La Terrasse

"La culture est une résistance à la distraction" Pasolini

Avignon / 2009 Entretien / Jacques Coursil

« La culture n’est pas de l’information à transmettre »

« La culture n’est pas de l’information à transmettre » - Critique sortie Avignon / 2009
Crédits photos : Antoine Carlier & Xavier Arias

Publié le 10 juillet 2009

Trompettiste et linguiste, improvisateur et enseignant, Jacques Coursil cultive notre sensibilité à s’ouvrir à d’autres possibles.

« Les artistes sont donc là pour mettre au jour de nouvelles perspectives. Ils déplacent la culture et la déstabilisent. »

On parle souvent de « transmission de la culture », qu’est-ce que vous inspire cette mission ?
Jacques Coursil : L’être humain est un animal culturel, la culture appartient à sa nature. Pour les ethnologues, la culture est tout ce qui donne à l’activité humaine forme et sens. Elle consiste en une foule de notions, de prescriptions et d’interdits spécifiques, et perdure en éduquant ses membres. Le mot culture tend aussi à remplacer celui de civilisation qui suppose une hiérarchisation des sociétés et bien entendu une mission (civilisatrice) ou un choc.
 
L’état, à travers le ministère de la Culture, serait donc un donneur d’ordres, en nous « cultivant ».
J. C. : De tout temps et partout, les princes, les grands mécènes ou les Etats soutiennent les arts qui, par retour, les soutiennent : « France, mère des arts, des armes et des lois ». Que l’Etat mette des moyens pour fabriquer un IRCAM sans lequel il n’y aurait pas de musique contemporaine en France, on ne peut que s’en féliciter. Les arts et les artistes ainsi soutenus sont à la fois des enjeux et des agents culturels et s’en accommodent. Quant à éduquer les peuples – les cultiver, dites-vous –, j’en frémis rien que d’y penser.   
 
Quelle est la place des artistes, censés être les véhicules de la culture…
J. C. : Toute éducation consiste à faire passer une part du champ social dans l’individu, qu’on apprenne à planter des radis ou à jouer du violon dans un conservatoire.
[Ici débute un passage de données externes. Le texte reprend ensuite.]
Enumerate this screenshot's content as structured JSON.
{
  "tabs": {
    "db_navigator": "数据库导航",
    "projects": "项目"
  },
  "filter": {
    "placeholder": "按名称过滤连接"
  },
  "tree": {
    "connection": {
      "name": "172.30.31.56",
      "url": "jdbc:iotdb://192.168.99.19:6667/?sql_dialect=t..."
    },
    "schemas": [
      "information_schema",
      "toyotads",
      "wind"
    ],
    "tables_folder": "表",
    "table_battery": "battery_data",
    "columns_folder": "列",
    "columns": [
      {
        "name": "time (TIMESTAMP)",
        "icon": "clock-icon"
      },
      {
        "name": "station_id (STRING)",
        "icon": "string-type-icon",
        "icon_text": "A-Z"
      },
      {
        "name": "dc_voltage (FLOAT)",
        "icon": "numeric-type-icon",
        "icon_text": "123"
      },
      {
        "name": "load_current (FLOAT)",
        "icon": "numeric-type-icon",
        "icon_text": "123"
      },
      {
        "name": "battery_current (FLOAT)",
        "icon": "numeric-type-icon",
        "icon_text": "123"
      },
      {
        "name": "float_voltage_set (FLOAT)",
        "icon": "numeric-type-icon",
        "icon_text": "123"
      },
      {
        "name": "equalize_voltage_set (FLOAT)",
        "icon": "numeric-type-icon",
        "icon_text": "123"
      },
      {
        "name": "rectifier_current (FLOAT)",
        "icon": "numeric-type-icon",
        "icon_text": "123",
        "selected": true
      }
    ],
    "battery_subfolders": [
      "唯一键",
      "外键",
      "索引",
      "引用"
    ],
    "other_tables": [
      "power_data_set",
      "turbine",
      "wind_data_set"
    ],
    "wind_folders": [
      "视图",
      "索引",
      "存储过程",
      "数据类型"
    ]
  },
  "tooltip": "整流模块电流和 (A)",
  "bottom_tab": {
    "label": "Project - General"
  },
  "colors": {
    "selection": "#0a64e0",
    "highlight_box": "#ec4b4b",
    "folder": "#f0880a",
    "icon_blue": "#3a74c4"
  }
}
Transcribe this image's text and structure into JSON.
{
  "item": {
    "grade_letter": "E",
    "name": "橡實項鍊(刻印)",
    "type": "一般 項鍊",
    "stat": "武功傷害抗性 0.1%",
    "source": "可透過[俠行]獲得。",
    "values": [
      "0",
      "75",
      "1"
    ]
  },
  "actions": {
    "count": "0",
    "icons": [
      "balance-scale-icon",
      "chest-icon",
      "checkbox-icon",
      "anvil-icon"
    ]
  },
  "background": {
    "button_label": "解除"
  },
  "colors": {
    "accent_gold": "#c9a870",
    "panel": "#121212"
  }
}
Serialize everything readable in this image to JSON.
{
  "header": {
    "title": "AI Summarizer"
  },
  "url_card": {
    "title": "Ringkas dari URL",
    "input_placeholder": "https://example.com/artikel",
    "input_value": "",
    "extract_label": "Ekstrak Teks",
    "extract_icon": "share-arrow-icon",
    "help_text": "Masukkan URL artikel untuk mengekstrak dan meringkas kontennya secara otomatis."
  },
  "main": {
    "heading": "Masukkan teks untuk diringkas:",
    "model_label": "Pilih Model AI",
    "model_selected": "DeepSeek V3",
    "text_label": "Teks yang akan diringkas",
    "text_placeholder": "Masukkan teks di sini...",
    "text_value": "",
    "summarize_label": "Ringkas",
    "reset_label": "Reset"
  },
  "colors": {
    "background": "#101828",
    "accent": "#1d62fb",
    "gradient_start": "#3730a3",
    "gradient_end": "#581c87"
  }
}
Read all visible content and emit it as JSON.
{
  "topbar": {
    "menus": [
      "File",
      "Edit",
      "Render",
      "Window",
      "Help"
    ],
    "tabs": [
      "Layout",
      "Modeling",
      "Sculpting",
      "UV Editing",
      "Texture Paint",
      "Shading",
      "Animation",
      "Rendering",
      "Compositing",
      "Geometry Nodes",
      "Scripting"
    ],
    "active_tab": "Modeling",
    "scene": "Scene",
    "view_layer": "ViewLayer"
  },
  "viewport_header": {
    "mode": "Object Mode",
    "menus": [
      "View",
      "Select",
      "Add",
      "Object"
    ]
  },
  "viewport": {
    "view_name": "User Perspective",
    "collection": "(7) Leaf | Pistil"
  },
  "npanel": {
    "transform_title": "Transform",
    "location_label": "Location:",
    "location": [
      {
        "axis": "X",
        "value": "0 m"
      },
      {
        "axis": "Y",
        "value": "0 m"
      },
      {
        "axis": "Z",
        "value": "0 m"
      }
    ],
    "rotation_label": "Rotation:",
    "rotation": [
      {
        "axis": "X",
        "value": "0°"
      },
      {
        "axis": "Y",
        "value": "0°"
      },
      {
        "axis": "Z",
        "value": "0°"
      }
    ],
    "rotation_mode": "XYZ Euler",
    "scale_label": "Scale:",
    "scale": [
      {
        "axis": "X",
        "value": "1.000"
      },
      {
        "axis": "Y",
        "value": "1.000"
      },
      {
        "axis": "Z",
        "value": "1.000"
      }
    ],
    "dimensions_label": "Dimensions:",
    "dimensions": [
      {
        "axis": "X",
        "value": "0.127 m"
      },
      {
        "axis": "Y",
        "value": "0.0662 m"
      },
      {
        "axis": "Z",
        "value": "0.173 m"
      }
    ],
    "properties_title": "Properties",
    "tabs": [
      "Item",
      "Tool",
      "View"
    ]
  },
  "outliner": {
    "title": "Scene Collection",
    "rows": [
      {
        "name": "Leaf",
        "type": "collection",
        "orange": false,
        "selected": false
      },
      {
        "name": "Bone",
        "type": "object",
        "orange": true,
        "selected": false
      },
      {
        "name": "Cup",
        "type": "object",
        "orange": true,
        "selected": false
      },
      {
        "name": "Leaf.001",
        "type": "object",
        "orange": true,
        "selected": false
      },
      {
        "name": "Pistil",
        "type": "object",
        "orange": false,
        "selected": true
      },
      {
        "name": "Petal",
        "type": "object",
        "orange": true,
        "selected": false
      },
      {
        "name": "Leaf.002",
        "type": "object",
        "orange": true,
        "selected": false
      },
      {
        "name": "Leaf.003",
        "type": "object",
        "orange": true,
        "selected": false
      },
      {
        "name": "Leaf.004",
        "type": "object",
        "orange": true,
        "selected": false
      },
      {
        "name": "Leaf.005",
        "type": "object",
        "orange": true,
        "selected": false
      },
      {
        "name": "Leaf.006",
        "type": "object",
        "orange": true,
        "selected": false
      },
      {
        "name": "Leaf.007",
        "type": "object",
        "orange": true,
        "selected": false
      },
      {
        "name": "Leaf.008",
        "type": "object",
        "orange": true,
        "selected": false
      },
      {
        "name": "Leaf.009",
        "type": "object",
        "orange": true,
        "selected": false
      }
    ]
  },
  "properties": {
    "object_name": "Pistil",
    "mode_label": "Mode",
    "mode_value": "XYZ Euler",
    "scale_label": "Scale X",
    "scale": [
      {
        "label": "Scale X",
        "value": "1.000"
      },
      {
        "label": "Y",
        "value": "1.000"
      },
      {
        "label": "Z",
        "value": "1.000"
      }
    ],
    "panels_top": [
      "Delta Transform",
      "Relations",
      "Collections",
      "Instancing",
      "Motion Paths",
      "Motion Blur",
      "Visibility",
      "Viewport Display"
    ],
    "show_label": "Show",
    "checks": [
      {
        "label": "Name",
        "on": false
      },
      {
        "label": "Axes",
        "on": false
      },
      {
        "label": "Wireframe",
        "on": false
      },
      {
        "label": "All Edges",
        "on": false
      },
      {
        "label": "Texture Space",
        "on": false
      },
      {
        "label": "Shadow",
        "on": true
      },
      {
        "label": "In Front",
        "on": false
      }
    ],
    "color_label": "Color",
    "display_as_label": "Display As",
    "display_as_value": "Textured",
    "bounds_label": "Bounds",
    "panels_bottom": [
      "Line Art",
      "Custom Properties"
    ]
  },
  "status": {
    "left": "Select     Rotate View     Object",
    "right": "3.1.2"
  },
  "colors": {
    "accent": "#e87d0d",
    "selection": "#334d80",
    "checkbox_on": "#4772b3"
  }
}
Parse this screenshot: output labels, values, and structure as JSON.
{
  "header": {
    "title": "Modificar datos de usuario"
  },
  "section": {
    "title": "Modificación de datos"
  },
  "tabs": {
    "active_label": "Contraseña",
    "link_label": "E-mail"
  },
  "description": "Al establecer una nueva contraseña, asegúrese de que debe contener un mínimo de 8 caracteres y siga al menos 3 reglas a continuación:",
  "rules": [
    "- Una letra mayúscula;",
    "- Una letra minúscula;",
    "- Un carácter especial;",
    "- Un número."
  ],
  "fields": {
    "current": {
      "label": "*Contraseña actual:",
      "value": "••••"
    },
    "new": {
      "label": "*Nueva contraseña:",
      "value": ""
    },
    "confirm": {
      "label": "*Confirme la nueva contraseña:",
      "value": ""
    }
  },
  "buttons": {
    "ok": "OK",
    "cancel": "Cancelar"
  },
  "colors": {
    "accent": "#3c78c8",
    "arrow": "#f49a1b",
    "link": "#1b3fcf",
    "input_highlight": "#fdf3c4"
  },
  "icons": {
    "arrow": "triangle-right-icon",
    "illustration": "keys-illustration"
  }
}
Mais il faut éviter l’amalgame : la culture n’est pas de l’information à transmettre. « Transmission, véhicule de la culture », on est en pleine métaphore autoroutière qui peut nous jouer des tours. Ainsi, un ignare est quelqu’un qui ne peut même pas raconter un bout de sa propre histoire. Mais un inculte, c’est quoi ? Par exemple, on peut dire, par jeu de langage, que certains savants sont incultes parce qu’ils ne savent rien d’autre que ce qu’ils savent, mais on ne dira pas d’eux qu’ils sont ignares. On peut dire encore que certains musiciens n’ont aucune culture musicale, mais avouons, même si c’est souvent le cas, que c’est tout de même moins grave que de ne pas avoir d’oreille.
 
Un artiste doit-il poser des questions plus que d’infliger des réponses ?
J. C. : L’art n’a réponse à rien, mais opère des déplacements forts. Dès qu’on change de point de vue, tout redevient question. Les artistes sont donc là pour mettre au jour de nouvelles perspectives. Ils déplacent la culture et la déstabilisent. Sinon, on la trouve convenue, ringarde et peu originale. Grâce à leur travail contre-culturel, en quelque sorte, la culture, plutôt que figée, devient autophage et heureuse. La culture (haute), c’est connu, présuppose toujours la répartition de la société en classes et ce n’est pas le rôle des artistes de soutenir pareille division. Toutefois, il est vrai que je n’entre pas dans un musée pour me divertir ni non plus pour m’instruire. L’éblouissement de l’art n’entre dans aucune de ces deux catégories. Mais la frontière entre divertissement et culture est poreuse. Cet entre-deux, à mon sens, est toute la question : c’est là où tout se passe. Quand on lui en donne les moyens, la culture se transmet toute seule. Elle transpire, elle rayonne.